Confidence in the Democratic Party’s 2018 election odds has shifted as President Trump and the Republican House have struggled with budget and healthcare legislation despite having the majority. Special elections around the country have also given voters and leadership what could be small previews of what’s to come in next year’s contentious congressional races. If the news of late is any predictor, 2018 is going to be a wild ride of frenzied Hollywood financing and savage beat-downs that inspire pro-wrestling memes.
In many ways, however, Pelosi’s endorsement of the $15 minimum wage is as much about the past as the future. Politico points out that Pelosi has backed the hike since 2015 and pointedly referenced the 2007 increase of the minimum wage to $7.25 an hour in her remarks on the new potential Democratic agenda. The Democrats are simply trying to play it safe by putting a reasonably popular goal and a successful former strategy front and center.
The irony, of course, is that the Democrats are trying to repeat a past success by hitching their apple wagon to Sanders’ star. The Vermont senator has long presented himself as an alternative to the left-of-center establishment and isn’t even technically a Democrat. That conflict is indicative of the same general confusion the Democrats have felt about how the party can regain momentum.
We saw this not only in the primaries but also in the contested race for a DNC Chair, which resulted in Tom Perez winning the position. Perez’s win was historic in that he’s the first Latino to hold the seat, but he’s also a familiar face who served as Obama’s secretary of labor.
Upon Perez’s win, Bernie Sanders even remarked that it’s “imperative that Tom understands that the same-old, same-old is not working and that we must open the doors of the party to working people and young people in a way that has never been done before.”
Sanders may have a point, as the Democrats’ strategies have so far gotten them into an uncomfortable spot, sans White House or House majority. But Politico reports that some conservatives are already prepared to paint Sanders’ influence in remaking the Democratic Party as socialist meddling.
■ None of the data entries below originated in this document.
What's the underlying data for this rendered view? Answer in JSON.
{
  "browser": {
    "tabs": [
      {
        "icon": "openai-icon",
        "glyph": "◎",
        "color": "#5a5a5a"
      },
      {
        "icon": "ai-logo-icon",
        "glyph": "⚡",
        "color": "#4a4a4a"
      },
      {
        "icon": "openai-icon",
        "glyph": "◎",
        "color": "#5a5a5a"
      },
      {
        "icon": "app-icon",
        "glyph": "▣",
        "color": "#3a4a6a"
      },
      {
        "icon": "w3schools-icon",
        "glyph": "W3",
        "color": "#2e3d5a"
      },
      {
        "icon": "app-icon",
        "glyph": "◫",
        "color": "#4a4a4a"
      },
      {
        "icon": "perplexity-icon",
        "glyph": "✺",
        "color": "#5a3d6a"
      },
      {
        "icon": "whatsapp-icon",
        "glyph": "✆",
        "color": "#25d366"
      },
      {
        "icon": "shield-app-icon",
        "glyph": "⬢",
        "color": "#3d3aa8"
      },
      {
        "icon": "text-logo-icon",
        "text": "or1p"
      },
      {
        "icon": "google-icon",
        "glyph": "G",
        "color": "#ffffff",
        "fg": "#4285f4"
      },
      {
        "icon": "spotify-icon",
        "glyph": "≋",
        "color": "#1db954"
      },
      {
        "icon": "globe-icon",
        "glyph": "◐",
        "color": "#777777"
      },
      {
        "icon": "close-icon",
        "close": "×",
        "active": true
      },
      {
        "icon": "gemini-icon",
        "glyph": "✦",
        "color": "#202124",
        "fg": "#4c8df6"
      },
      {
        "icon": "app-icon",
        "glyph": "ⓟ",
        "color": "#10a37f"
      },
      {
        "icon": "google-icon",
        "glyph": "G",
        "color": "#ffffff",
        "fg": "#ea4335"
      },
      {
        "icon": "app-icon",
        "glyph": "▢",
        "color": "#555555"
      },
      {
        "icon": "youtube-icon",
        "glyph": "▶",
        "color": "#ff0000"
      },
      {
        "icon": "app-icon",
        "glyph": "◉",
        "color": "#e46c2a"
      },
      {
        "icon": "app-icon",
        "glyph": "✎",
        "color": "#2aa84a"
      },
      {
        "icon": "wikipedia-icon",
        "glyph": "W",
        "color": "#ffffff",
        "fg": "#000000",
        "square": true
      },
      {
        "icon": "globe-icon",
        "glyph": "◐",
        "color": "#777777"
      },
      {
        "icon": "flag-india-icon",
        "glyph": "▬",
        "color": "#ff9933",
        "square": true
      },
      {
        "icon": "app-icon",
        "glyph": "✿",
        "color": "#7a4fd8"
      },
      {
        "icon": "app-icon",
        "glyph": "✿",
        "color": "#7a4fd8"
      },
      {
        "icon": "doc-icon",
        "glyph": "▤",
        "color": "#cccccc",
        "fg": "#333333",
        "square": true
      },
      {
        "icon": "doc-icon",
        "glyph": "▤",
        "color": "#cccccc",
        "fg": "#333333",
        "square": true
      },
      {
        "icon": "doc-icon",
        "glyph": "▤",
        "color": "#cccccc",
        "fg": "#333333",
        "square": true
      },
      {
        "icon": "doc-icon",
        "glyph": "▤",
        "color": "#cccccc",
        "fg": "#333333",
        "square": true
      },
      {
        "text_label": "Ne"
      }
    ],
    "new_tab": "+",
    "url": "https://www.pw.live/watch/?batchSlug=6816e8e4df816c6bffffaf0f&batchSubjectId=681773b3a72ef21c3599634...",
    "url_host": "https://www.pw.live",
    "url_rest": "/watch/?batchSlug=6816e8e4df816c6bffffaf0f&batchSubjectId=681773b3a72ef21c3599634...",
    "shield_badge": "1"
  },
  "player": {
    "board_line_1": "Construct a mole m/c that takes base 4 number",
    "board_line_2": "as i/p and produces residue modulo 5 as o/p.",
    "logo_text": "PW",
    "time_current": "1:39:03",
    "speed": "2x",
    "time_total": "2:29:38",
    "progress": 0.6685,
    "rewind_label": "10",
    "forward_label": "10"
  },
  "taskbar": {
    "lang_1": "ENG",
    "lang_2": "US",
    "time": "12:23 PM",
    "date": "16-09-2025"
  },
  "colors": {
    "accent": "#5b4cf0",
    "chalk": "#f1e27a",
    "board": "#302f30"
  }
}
The caricature of Sanders as a far-left nut that dogged his campaign is still sitting there, waiting to be picked back up by a variety of opponents.
For example, according to Politico, Jeremy Adler, the spokesman for a conservative group called America Rising, made a statement in response to Pelosi’s minimum wage announcement that seems the first move in a long rhetorical chess game. “This is a significant moment,” Adler said, “since it confirms that the Democrat Party is now in the hands of extreme liberals that have more in common with European Socialism than the free enterprise principles that have guided America for generations.”
When Clinton won the primary, the United States avoided the narrative of extremes exemplified by a Sanders vs. Trump battle for the White House (France recently dodged that bullet, too). But that narrative could be revived if the GOP succeeds in portraying the Democratic party as the party of Sanders and sets Trump’s supporters tilting at that windmill. How that plays out for the left, and that extra $7.75 an hour, depends on how nimbly Democrats respond over the next year.